O advento dos planos de recuperação para instituições financeiras, por Vicente Braga

Em  meio a discussões sobre um novo marco legal para os regimes de resolução bancária no Brasil – destacadas pelo evento organizado mês passado pelo Banco Central do Brasil –, no último 30 de junho foi publicada a Resolução nº 4.502 do Conselho Monetário Nacional (“CMN”). Por meio dessa, foi estabelecida para as instituições de maior porte a obrigação de apresentar até 31/12/2017 um plano de recuperação, dentro de determinados parâmetros e seguindo determinado cronograma.
Tal plano de recuperação consiste, grosso modo, em um conjunto de medidas previstas para a manutenção de níveis adequados de capital e liquidez de uma instituição financeira frente a situações de estresse. Assim, sua finalidade é preservar a viabilidade das instituições financeiras, tornando-as melhor preparadas para suportar cenários desfavoráveis.
Longe de ser uma peculiaridade tupiniquim, a previsão de planos de recuperação é medida que acompanha o estado atual da arte da regulação mundo afora, tendo sido consagrada em textos regulatórios de importância, como a Diretiva Europeia de recuperação e resolução bancária e os Key Attributes do Comitê de Estabilidade Financeira (Financial Stability Board – FSB).

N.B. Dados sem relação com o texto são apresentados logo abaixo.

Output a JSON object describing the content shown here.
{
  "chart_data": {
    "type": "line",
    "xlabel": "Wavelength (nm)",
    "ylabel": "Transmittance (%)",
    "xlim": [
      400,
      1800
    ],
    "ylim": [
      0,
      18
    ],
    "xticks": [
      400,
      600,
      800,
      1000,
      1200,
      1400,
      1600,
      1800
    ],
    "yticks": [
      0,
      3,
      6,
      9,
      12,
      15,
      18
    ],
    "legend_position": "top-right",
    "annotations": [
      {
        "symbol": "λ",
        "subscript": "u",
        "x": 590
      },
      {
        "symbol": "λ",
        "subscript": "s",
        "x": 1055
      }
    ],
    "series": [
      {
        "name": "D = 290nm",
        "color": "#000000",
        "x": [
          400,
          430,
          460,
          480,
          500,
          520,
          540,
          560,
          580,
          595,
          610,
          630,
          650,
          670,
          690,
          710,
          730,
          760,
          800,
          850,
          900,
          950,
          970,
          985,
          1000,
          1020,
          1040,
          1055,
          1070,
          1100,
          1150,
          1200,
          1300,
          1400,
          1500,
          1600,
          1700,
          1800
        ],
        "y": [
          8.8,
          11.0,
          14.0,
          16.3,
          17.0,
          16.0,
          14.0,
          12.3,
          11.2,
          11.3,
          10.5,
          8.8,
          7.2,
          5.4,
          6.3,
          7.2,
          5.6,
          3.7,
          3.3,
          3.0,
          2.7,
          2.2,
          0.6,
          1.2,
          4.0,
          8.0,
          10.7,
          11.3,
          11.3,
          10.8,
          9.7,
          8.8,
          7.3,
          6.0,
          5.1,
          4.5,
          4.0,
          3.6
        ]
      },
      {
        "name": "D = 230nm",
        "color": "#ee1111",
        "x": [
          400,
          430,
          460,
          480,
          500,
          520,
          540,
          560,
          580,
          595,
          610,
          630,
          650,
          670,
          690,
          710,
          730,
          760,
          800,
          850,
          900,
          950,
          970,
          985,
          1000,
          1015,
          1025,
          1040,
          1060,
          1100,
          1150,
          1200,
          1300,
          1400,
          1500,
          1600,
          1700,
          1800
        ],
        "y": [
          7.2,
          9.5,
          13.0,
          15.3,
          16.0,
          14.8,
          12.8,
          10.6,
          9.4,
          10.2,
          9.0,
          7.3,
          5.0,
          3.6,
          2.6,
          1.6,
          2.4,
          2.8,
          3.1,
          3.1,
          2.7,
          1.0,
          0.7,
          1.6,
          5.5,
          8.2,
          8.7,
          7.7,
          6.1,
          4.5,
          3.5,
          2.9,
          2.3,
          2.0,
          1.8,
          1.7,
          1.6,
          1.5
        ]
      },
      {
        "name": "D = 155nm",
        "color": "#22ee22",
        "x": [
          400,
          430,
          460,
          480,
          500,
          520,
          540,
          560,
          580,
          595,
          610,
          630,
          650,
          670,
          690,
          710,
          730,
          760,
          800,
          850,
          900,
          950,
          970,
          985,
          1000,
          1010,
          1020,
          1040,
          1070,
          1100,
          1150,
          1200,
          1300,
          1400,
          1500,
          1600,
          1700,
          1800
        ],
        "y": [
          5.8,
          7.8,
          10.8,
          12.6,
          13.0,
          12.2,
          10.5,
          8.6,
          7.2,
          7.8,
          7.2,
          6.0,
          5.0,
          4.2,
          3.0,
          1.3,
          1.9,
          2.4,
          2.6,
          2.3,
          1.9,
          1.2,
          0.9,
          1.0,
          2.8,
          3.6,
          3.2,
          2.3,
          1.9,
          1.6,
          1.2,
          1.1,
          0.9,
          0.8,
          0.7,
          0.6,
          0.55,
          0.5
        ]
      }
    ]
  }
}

Medida irmã dos muito discutidos planos de resolução (conhecidos popularmente como living wills), do ponto de vista da evolução da regulação financeira, a previsão de planos de recuperação soa como consequência lógica. Vejamos: (i) em um primeiro momento o Comitê da Basileia se debruçou sobre a definição dos níveis e características mínimas de capital para instituições financeiras; (ii) em seguida, os testes de estresse para avaliar a resiliência desse capital forampopularizados pela gestão de Timothy Geithner à frente do tesouro americano (2009-2013); (iii) a verificação dos impactos dos testes de estresse nos níveis de capital e liquidez intensificaram a preocupação com como as instituições financeiras procederiam para manter sua viabilidade frente a cenários de complicação.
Logo, como política preventiva, parece haver poucas dúvidas de que estamos diante de uma iniciativa de méritos relevantes.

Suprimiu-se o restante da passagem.